The legend of the Blue Fairy’s house

Dealing with legends I often read some episodes that are not particularly iconic until I find a detail that turn these stories into a real legend. You know, there may be some truth in the legends, they are passed on from mouth to mouth and everyone enriches them with their own colours and a story can become another one, very often a legend. I’m talking about the Blue Fairy’s house, a floating deserted house on the edge of the Mare Piccolo in Taranto. According to the “legend”, the director Luigi Comencini chose this location in the 1970s to set the Blue Fairy’s house played by the actress Gina Lollobrigida in “The adventures of Pinocchio”. But, unfortunately, it’s a fake news. It’s not known exactly who started spreading this “legend”. Anyway it seems that an episode of the TV show “Linea Blu” let this news reach all the houses of the area of Taranto in 2014 thus giving it some sort of credibility.

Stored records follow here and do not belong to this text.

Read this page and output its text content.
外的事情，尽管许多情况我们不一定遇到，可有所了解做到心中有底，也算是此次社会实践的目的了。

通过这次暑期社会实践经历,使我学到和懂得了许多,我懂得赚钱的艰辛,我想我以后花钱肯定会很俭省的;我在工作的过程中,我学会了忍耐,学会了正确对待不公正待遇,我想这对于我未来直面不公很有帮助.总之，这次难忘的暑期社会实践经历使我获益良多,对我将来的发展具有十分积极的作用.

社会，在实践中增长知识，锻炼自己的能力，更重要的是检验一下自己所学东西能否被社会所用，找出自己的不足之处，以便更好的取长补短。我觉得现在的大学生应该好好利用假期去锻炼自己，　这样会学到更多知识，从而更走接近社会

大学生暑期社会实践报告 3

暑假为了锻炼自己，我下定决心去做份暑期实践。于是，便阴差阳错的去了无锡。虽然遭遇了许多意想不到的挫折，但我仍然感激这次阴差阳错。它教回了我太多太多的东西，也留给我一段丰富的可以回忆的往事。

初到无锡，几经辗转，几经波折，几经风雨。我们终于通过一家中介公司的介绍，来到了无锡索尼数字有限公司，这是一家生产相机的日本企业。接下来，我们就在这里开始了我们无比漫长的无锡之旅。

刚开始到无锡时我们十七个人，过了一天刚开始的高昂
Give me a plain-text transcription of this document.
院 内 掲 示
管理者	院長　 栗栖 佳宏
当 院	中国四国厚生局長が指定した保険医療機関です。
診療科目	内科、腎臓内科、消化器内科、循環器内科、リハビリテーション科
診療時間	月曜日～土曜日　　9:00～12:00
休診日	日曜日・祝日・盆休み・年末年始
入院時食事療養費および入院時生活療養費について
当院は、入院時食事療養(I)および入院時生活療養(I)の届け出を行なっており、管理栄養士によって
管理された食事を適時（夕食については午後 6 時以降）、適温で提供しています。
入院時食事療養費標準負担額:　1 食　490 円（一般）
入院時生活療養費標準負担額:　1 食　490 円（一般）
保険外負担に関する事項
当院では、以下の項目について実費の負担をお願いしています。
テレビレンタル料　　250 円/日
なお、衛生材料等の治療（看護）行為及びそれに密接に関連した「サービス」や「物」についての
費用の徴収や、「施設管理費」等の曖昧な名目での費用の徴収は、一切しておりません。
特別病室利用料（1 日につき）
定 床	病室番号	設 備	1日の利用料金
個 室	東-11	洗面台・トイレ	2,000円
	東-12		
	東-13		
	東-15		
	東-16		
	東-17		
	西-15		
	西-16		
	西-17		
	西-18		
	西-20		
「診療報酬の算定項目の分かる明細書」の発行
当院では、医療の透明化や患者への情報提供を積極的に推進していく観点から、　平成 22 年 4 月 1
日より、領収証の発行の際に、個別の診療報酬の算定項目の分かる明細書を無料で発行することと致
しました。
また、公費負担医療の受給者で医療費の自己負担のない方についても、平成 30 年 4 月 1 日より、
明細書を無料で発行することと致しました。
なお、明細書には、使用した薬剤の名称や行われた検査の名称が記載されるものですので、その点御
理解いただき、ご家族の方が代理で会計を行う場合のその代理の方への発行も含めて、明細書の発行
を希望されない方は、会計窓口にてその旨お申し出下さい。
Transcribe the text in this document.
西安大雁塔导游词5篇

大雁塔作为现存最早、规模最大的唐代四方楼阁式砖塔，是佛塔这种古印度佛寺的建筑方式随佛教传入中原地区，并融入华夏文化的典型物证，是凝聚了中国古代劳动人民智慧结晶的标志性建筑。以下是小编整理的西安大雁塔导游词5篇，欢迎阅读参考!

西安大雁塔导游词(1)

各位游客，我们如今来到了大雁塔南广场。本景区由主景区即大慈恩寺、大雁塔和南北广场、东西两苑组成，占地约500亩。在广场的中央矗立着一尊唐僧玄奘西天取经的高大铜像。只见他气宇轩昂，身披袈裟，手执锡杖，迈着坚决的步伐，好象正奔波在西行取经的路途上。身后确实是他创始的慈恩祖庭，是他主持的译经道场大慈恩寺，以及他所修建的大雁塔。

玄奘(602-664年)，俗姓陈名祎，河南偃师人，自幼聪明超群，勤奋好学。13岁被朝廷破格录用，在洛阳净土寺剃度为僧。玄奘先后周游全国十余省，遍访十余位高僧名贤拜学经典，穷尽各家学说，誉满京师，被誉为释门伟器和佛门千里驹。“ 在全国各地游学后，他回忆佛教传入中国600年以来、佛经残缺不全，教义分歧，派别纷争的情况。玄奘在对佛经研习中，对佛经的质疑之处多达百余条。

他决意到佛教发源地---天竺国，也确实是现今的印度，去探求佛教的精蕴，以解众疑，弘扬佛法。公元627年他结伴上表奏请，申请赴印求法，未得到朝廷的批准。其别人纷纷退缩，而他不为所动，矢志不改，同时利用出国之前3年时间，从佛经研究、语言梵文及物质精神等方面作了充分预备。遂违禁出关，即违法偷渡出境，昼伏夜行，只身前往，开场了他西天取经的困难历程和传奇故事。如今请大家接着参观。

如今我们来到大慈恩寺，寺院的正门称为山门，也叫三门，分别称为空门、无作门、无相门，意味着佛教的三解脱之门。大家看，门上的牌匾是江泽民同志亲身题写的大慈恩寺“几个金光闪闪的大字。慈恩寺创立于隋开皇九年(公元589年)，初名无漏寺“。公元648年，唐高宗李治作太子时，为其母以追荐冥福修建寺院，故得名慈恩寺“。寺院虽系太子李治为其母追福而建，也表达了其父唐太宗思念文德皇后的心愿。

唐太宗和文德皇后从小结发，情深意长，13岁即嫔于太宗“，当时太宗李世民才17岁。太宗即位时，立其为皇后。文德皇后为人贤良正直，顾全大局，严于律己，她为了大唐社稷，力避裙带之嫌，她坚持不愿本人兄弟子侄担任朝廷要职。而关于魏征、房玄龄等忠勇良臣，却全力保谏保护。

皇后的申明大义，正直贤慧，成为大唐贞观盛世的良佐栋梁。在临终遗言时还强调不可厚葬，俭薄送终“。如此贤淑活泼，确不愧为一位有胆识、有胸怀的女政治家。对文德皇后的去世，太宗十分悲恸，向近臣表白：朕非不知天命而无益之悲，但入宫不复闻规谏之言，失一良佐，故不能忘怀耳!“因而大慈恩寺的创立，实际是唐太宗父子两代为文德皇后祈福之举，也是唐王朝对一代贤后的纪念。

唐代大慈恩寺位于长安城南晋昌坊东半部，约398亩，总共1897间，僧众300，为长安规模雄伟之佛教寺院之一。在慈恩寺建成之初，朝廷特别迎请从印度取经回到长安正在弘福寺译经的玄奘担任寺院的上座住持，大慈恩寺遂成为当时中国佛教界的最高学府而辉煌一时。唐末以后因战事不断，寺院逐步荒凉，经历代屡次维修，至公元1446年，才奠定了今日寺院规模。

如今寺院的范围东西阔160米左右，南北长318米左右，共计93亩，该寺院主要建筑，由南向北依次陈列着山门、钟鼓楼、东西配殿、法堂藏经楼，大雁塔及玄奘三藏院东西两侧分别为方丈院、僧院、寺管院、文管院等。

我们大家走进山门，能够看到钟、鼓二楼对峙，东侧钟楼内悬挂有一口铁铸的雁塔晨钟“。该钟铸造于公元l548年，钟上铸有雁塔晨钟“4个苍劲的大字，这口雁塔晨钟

Although it looks like the real house of the TV series that is located by Lake Martignano (Rome), the floating house near Taranto was never visited by Comencini and by the beautiful actress. Maybe it was visited by other Fairies? This episode is now so rooted within the popular culture that a lot of people go near this house and they are as charmed as kids and although they know that it’s not true they keep thinking it’s the true fairy’s house. Nevertheless this stilt house is always a really charming location, lonely in the silence, faded in the sun. It’s a magic atmosphere. They say the seagulls start screeching when someone approaches the house as they wanted to warn someone inside the house, they want to warn that someone is crossing in imaginary border. As if a Fairy really lived there. It’s true? It’s false?... In any case, what’s wrong with dreaming?